Friday AM September 4th, 2009
September 3, 2009
by: Ed Mayberry
Rice University professor Vikas Mittal says there hasn't been much research on the impact of changing logos or type fonts.
"When we talked to some people in the industry and, you know, this is what they told us: they said, 'well, you know if you change the logo a little bit, it's not going to affect the customers a whole lot, especially customers who are really committed to our brand. They won't get affected too much.' So in other words, what we find is when a company changes its logo, it risks alienating its most committed customers. Customers who are not committed to the brand actually like the brand more after the logo has changed."
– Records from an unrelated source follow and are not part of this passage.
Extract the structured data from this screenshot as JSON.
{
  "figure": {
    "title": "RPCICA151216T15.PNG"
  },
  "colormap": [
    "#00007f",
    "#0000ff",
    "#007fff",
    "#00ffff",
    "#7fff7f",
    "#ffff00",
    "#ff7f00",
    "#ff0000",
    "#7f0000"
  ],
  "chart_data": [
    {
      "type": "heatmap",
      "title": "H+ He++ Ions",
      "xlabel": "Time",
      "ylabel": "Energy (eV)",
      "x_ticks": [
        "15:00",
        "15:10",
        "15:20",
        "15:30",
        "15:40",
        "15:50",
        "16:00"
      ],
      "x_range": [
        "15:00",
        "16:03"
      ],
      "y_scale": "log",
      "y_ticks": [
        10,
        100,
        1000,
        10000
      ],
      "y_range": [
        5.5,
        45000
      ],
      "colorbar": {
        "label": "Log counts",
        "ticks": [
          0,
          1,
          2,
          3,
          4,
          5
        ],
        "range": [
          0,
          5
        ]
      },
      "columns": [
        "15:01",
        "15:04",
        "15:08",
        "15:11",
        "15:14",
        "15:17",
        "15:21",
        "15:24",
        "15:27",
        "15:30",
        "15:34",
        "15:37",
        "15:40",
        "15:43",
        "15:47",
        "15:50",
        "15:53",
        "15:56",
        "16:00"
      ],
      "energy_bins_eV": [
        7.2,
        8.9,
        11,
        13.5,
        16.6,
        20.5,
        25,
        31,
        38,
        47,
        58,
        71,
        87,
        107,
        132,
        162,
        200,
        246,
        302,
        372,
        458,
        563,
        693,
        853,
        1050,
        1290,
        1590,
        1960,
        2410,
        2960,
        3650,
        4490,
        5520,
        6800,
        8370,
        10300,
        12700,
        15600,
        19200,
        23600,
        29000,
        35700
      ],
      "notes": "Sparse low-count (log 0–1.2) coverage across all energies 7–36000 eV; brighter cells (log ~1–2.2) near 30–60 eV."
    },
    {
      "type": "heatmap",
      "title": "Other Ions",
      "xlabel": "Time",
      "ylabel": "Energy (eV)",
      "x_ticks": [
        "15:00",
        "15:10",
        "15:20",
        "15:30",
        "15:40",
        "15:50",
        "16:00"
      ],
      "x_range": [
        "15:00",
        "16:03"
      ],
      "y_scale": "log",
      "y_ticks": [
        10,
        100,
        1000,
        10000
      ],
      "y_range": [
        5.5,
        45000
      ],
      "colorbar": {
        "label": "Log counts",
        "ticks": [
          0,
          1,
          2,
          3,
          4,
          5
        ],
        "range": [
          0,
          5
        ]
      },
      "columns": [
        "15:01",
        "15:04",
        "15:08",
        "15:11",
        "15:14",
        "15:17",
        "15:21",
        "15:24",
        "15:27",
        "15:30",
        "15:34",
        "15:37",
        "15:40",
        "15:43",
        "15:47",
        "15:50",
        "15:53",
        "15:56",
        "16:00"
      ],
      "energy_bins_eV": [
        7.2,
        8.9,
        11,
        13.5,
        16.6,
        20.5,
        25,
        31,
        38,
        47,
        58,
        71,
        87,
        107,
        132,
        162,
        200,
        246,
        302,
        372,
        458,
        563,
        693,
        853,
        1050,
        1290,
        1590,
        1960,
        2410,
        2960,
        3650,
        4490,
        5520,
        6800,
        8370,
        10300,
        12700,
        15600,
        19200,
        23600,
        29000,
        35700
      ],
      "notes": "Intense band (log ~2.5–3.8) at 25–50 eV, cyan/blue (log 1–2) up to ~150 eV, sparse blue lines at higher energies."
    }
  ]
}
Mittal says it's a big decision to change a company's font style or logo.
"You know, a logo has a symbolic meaning. It almost sort of becomes like the conduit to establish the consumer brand connection. Right? And if these are the consumers who are unhappy with the brand after the change in logo, you know, you have to realize that the highly-committed consumers are also the ones that are most likely to be the most loyal consumers. They're also more likely to buy more. So alienating that consumer base is likely to have a very high impact in terms of lost sales."
A recent switch by Swedish furniture chain IKEA from Futura to Verdana in its most recent catalog sparked criticism. The new font is intended for easier reading online. The company says it isn't worried that its typical customer will be affected. Ed Mayberry, KUHF Houston Public Radio News.